When the place in which we work (even live, for some) makes less and less room for who we are, who we wish to become,  and the gifts we can readily share ... it is time to take oneself on a personal retreat.

  1. Stop: Decide to make space and time to recover your well-being...an hour, a day, a week, five minutes is often enough to catch ourselves before we tumbling down that ole rabbit hole!
  2. Drop: Go deep within to reconnect with what "sources" us ... fills our soul with enthusiasm, order, goodwill, stimulates our imagination
  3. Roll: As we fill up again, we can notice that our imagination rekindles, our perspective clarifies leading to good judgment, wisdome redirects our initiatives and revises our intentions.
  4. Set revisioned parameters that preserve and protect the good we are, the good we bring...

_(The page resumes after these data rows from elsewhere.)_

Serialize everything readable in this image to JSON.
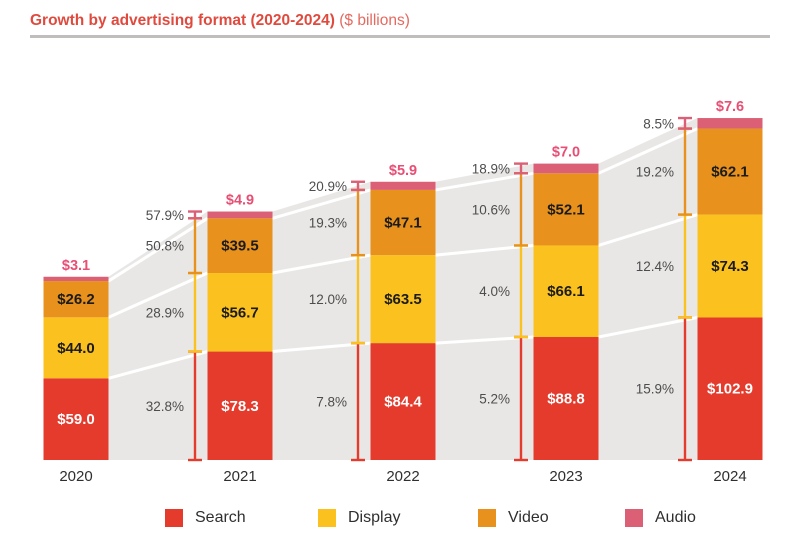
{
  "title": {
    "main": "Growth by advertising format (2020-2024)",
    "suffix": "($ billions)"
  },
  "chart_data": {
    "type": "bar",
    "stacked": true,
    "title": "Growth by advertising format (2020-2024)",
    "unit": "$ billions",
    "legend_position": "bottom",
    "categories": [
      "2020",
      "2021",
      "2022",
      "2023",
      "2024"
    ],
    "series": [
      {
        "name": "Search",
        "color": "#e53b2d",
        "label_color": "#ffffff",
        "values": [
          59.0,
          78.3,
          84.4,
          88.8,
          102.9
        ],
        "value_labels": [
          "$59.0",
          "$78.3",
          "$84.4",
          "$88.8",
          "$102.9"
        ],
        "growth_pct": [
          32.8,
          7.8,
          5.2,
          15.9
        ],
        "growth_labels": [
          "32.8%",
          "7.8%",
          "5.2%",
          "15.9%"
        ]
      },
      {
        "name": "Display",
        "color": "#fbc21f",
        "label_color": "#1b1b1b",
        "values": [
          44.0,
          56.7,
          63.5,
          66.1,
          74.3
        ],
        "value_labels": [
          "$44.0",
          "$56.7",
          "$63.5",
          "$66.1",
          "$74.3"
        ],
        "growth_pct": [
          28.9,
          12.0,
          4.0,
          12.4
        ],
        "growth_labels": [
          "28.9%",
          "12.0%",
          "4.0%",
          "12.4%"
        ]
      },
      {
        "name": "Video",
        "color": "#e8921d",
        "label_color": "#1b1b1b",
        "values": [
          26.2,
          39.5,
          47.1,
          52.1,
          62.1
        ],
        "value_labels": [
          "$26.2",
          "$39.5",
          "$47.1",
          "$52.1",
          "$62.1"
        ],
        "growth_pct": [
          50.8,
          19.3,
          10.6,
          19.2
        ],
        "growth_labels": [
          "50.8%",
          "19.3%",
          "10.6%",
          "19.2%"
        ]
      },
      {
        "name": "Audio",
        "color": "#db5f75",
        "label_color": "#e74f74",
        "values": [
          3.1,
          4.9,
          5.9,
          7.0,
          7.6
        ],
        "value_labels": [
          "$3.1",
          "$4.9",
          "$5.9",
          "$7.0",
          "$7.6"
        ],
        "growth_pct": [
          57.9,
          20.9,
          18.9,
          8.5
        ],
        "growth_labels": [
          "57.9%",
          "20.9%",
          "18.9%",
          "8.5%"
        ]
      }
    ],
    "colors": {
      "flow_gray": "#e8e7e5",
      "boundary_white": "#ffffff",
      "percent_text": "#4d4d4d",
      "axis_text": "#2f2f2f"
    }
  }
}
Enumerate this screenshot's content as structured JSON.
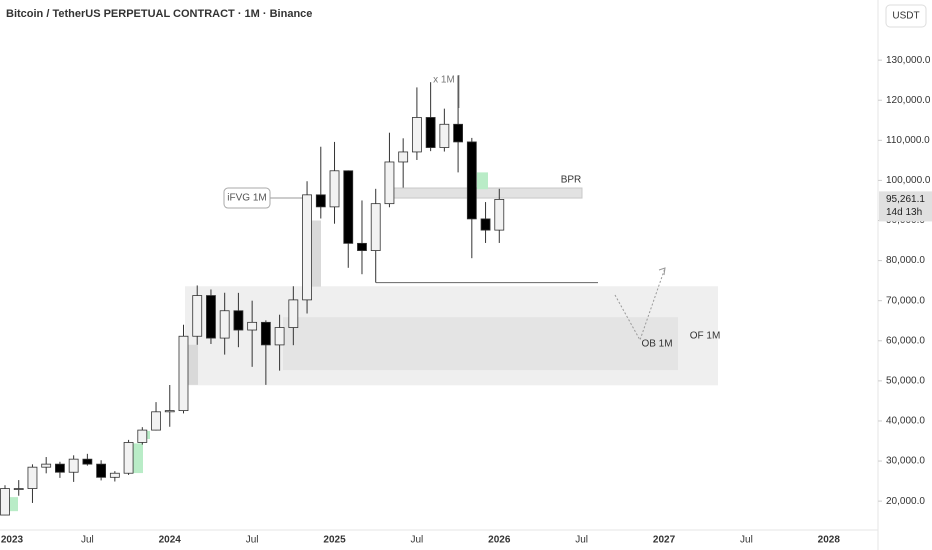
{
  "chart_data": {
    "type": "candlestick",
    "title": "Bitcoin / TetherUS PERPETUAL CONTRACT · 1M · Binance",
    "currency": "USDT",
    "categories": [
      "2023",
      null,
      null,
      null,
      null,
      null,
      "Jul",
      null,
      null,
      null,
      null,
      null,
      "2024",
      null,
      null,
      null,
      null,
      null,
      "Jul",
      null,
      null,
      null,
      null,
      null,
      "2025",
      null,
      null,
      null,
      null,
      null,
      "Jul",
      null,
      null,
      null,
      null,
      null,
      "2026",
      null,
      null,
      null,
      null,
      null,
      "Jul",
      null,
      null,
      null,
      null,
      null,
      "2027",
      null,
      null,
      null,
      null,
      null,
      "Jul",
      null,
      null,
      null,
      null,
      null,
      "2028"
    ],
    "open": [
      16530,
      23130,
      23140,
      28470,
      29230,
      27210,
      30470,
      29230,
      25940,
      26960,
      34640,
      37720,
      42280,
      42580,
      61130,
      71280,
      60670,
      67490,
      62680,
      64600,
      58970,
      63300,
      70200,
      96400,
      93400,
      102400,
      84300,
      82500,
      94200,
      104600,
      107100,
      115700,
      108200,
      114000,
      109600,
      90400,
      87600,
      null,
      null,
      null,
      null,
      null,
      null,
      null,
      null,
      null,
      null,
      null,
      null,
      null,
      null,
      null,
      null,
      null,
      null,
      null,
      null,
      null,
      null,
      null,
      null
    ],
    "high": [
      23960,
      25250,
      29180,
      31000,
      29820,
      31430,
      31800,
      30200,
      27480,
      35280,
      38450,
      44700,
      48970,
      64000,
      73800,
      72800,
      71980,
      71950,
      70000,
      65100,
      66500,
      73600,
      99800,
      108400,
      109600,
      102500,
      95000,
      97900,
      111900,
      110500,
      123200,
      124500,
      117900,
      126200,
      110600,
      94600,
      97900,
      null,
      null,
      null,
      null,
      null,
      null,
      null,
      null,
      null,
      null,
      null,
      null,
      null,
      null,
      null,
      null,
      null,
      null,
      null,
      null,
      null,
      null,
      null,
      null
    ],
    "low": [
      16500,
      21350,
      19550,
      26940,
      25800,
      24800,
      28860,
      25170,
      24900,
      26540,
      34100,
      37600,
      38550,
      41880,
      59000,
      59200,
      56550,
      58400,
      53500,
      49000,
      52550,
      58900,
      66800,
      90500,
      89200,
      78200,
      76600,
      74500,
      93300,
      98200,
      105100,
      107300,
      107200,
      102000,
      80600,
      84400,
      84400,
      null,
      null,
      null,
      null,
      null,
      null,
      null,
      null,
      null,
      null,
      null,
      null,
      null,
      null,
      null,
      null,
      null,
      null,
      null,
      null,
      null,
      null,
      null,
      null
    ],
    "close": [
      23130,
      23140,
      28470,
      29230,
      27210,
      30470,
      29230,
      25940,
      26960,
      34640,
      37720,
      42280,
      42580,
      61130,
      71280,
      60670,
      67490,
      62680,
      64600,
      58970,
      63300,
      70200,
      96400,
      93400,
      102400,
      84300,
      82500,
      94200,
      104600,
      107100,
      115700,
      108200,
      114000,
      109600,
      90400,
      87600,
      95261.1,
      null,
      null,
      null,
      null,
      null,
      null,
      null,
      null,
      null,
      null,
      null,
      null,
      null,
      null,
      null,
      null,
      null,
      null,
      null,
      null,
      null,
      null,
      null,
      null
    ],
    "up_color": "#f2f2f2",
    "down_color": "#000000",
    "ylim": [
      12800,
      145000
    ],
    "yticks": [
      {
        "value": 20000,
        "label": "20,000.0"
      },
      {
        "value": 30000,
        "label": "30,000.0"
      },
      {
        "value": 40000,
        "label": "40,000.0"
      },
      {
        "value": 50000,
        "label": "50,000.0"
      },
      {
        "value": 60000,
        "label": "60,000.0"
      },
      {
        "value": 70000,
        "label": "70,000.0"
      },
      {
        "value": 80000,
        "label": "80,000.0"
      },
      {
        "value": 90000,
        "label": "90,000.0"
      },
      {
        "value": 100000,
        "label": "100,000.0"
      },
      {
        "value": 110000,
        "label": "110,000.0"
      },
      {
        "value": 120000,
        "label": "120,000.0"
      },
      {
        "value": 130000,
        "label": "130,000.0"
      }
    ],
    "last_price": {
      "value": 95261.1,
      "label": "95,261.1"
    },
    "countdown": "14d 13h",
    "zones": [
      {
        "label": "OF 1M",
        "top": 73600,
        "bottom": 48900,
        "color": "#efefef"
      },
      {
        "label": "OB 1M",
        "top": 65900,
        "bottom": 52700,
        "color": "#e4e4e4"
      },
      {
        "label": "BPR",
        "top": 98100,
        "bottom": 95600,
        "color": "#e2e2e2"
      }
    ],
    "gaps": [
      {
        "top": 21000,
        "bottom": 17500,
        "color": "#b9ecc7"
      },
      {
        "top": 34400,
        "bottom": 27000,
        "color": "#b9ecc7"
      },
      {
        "top": 37500,
        "bottom": 35500,
        "color": "#b9ecc7"
      },
      {
        "top": 59000,
        "bottom": 49000,
        "color": "#d9d9d9"
      },
      {
        "top": 90000,
        "bottom": 73500,
        "color": "#d9d9d9"
      },
      {
        "top": 102000,
        "bottom": 97800,
        "color": "#b9ecc7"
      }
    ],
    "ifvg": {
      "label": "iFVG 1M",
      "level": 95600
    },
    "support": 74500,
    "note": "x 1M"
  }
}
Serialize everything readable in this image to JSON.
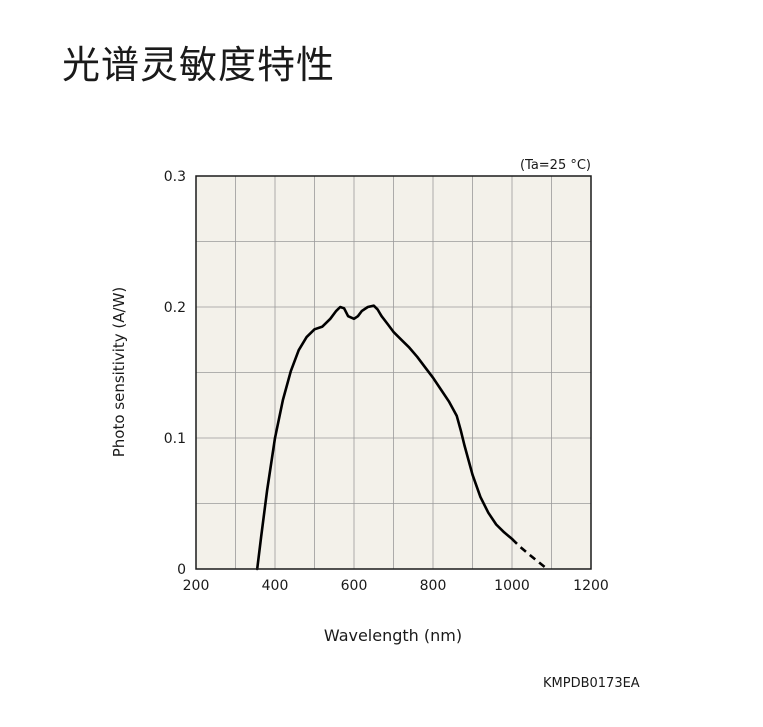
{
  "page": {
    "title": "光谱灵敏度特性",
    "doc_code": "KMPDB0173EA"
  },
  "chart_data": {
    "type": "line",
    "title": "",
    "condition_note": "(Ta=25 °C)",
    "xlabel": "Wavelength (nm)",
    "ylabel": "Photo sensitivity (A/W)",
    "xlim": [
      200,
      1200
    ],
    "ylim": [
      0,
      0.3
    ],
    "x_ticks": [
      200,
      400,
      600,
      800,
      1000,
      1200
    ],
    "x_tick_labels": [
      "200",
      "400",
      "600",
      "800",
      "1000",
      "1200"
    ],
    "y_ticks": [
      0,
      0.1,
      0.2,
      0.3
    ],
    "y_tick_labels": [
      "0",
      "0.1",
      "0.2",
      "0.3"
    ],
    "grid": true,
    "plot_background": "#f3f1ea",
    "line_color": "#000000",
    "series": [
      {
        "name": "",
        "style": "solid",
        "x": [
          355,
          365,
          380,
          400,
          420,
          440,
          460,
          480,
          500,
          520,
          540,
          555,
          565,
          575,
          585,
          600,
          610,
          620,
          635,
          650,
          660,
          670,
          685,
          700,
          720,
          740,
          760,
          780,
          800,
          820,
          840,
          860,
          870,
          880,
          900,
          920,
          940,
          960,
          980,
          1000
        ],
        "y": [
          0.0,
          0.025,
          0.06,
          0.1,
          0.129,
          0.151,
          0.167,
          0.177,
          0.183,
          0.185,
          0.191,
          0.197,
          0.2,
          0.199,
          0.193,
          0.191,
          0.193,
          0.197,
          0.2,
          0.201,
          0.198,
          0.193,
          0.187,
          0.181,
          0.175,
          0.169,
          0.162,
          0.154,
          0.146,
          0.137,
          0.128,
          0.117,
          0.106,
          0.094,
          0.072,
          0.055,
          0.043,
          0.034,
          0.028,
          0.023
        ]
      },
      {
        "name": "",
        "style": "dashed",
        "x": [
          1000,
          1020,
          1040,
          1060,
          1085
        ],
        "y": [
          0.023,
          0.017,
          0.012,
          0.007,
          0.001
        ]
      }
    ]
  }
}
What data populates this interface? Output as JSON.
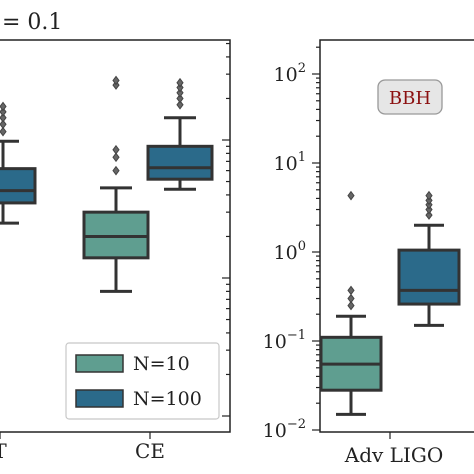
{
  "figure": {
    "title_fragment": "= 0.1"
  },
  "colors": {
    "n10": "#5f9e90",
    "n100": "#2b6a8a",
    "outline": "#333333",
    "bbh_text": "#8b1010",
    "bbh_bg": "#e6e6e6"
  },
  "chart_data": [
    {
      "type": "box",
      "panel": "left (cropped)",
      "yscale": "log",
      "categories": [
        "T",
        "CE"
      ],
      "legend": {
        "position": "lower-right",
        "entries": [
          "N=10",
          "N=100"
        ]
      },
      "series": [
        {
          "name": "N=10",
          "boxes": [
            null,
            {
              "category": "CE",
              "whislo": 0.8,
              "q1": 1.4,
              "median": 2.0,
              "q3": 3.0,
              "whishi": 4.5,
              "fliers": [
                6.0,
                7.5,
                8.5,
                25,
                27
              ]
            }
          ]
        },
        {
          "name": "N=100",
          "boxes": [
            {
              "category": "T",
              "whislo": 2.5,
              "q1": 3.5,
              "median": 4.3,
              "q3": 6.2,
              "whishi": 9.8,
              "fliers": [
                11.5,
                13,
                14.5,
                16,
                17.5
              ]
            },
            {
              "category": "CE",
              "whislo": 4.4,
              "q1": 5.2,
              "median": 6.3,
              "q3": 9.0,
              "whishi": 14.5,
              "fliers": [
                18,
                20,
                22,
                24,
                26
              ]
            }
          ]
        }
      ]
    },
    {
      "type": "box",
      "panel": "right",
      "yscale": "log",
      "ylim": [
        0.01,
        200
      ],
      "yticks": [
        0.01,
        0.1,
        1,
        10,
        100
      ],
      "ytick_labels": [
        {
          "base": "10",
          "exp": "−2"
        },
        {
          "base": "10",
          "exp": "−1"
        },
        {
          "base": "10",
          "exp": "0"
        },
        {
          "base": "10",
          "exp": "1"
        },
        {
          "base": "10",
          "exp": "2"
        }
      ],
      "categories": [
        "Adv LIGO"
      ],
      "annotation": "BBH",
      "series": [
        {
          "name": "N=10",
          "boxes": [
            {
              "category": "Adv LIGO",
              "whislo": 0.015,
              "q1": 0.028,
              "median": 0.055,
              "q3": 0.11,
              "whishi": 0.19,
              "fliers": [
                0.25,
                0.3,
                0.37,
                4.3
              ]
            }
          ]
        },
        {
          "name": "N=100",
          "boxes": [
            {
              "category": "Adv LIGO",
              "whislo": 0.15,
              "q1": 0.26,
              "median": 0.37,
              "q3": 1.05,
              "whishi": 2.0,
              "fliers": [
                2.6,
                3.0,
                3.4,
                3.8,
                4.3
              ]
            }
          ]
        }
      ]
    }
  ]
}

  5. Firm boundaries between Self and places and spaces around us to enhance the possibilities that surrounding good can come through us!  
  6. Without healthy skin, we do not live long on Planet Earth.  Strong and sustainable emotional/spiritual skin also begs daily cultivation -sometimes hourly... the regularity depends upon our the nature and quality of our home situation, our workplace conditions.
  7. Like Smokey the Bear ... only we can prevent "forest fires" in our homelife, in our worklife.   Songwriters Arlen and Mercer help us with this catchy tune from the fifties: "You gotta accentuate the positive, eliminate the negative, latch on to the affirmative, don't mess with Mister In Between..."
  8. Let the muse be your guide as you co-create a better order that sustains healthy relationships among those with whom we live and work.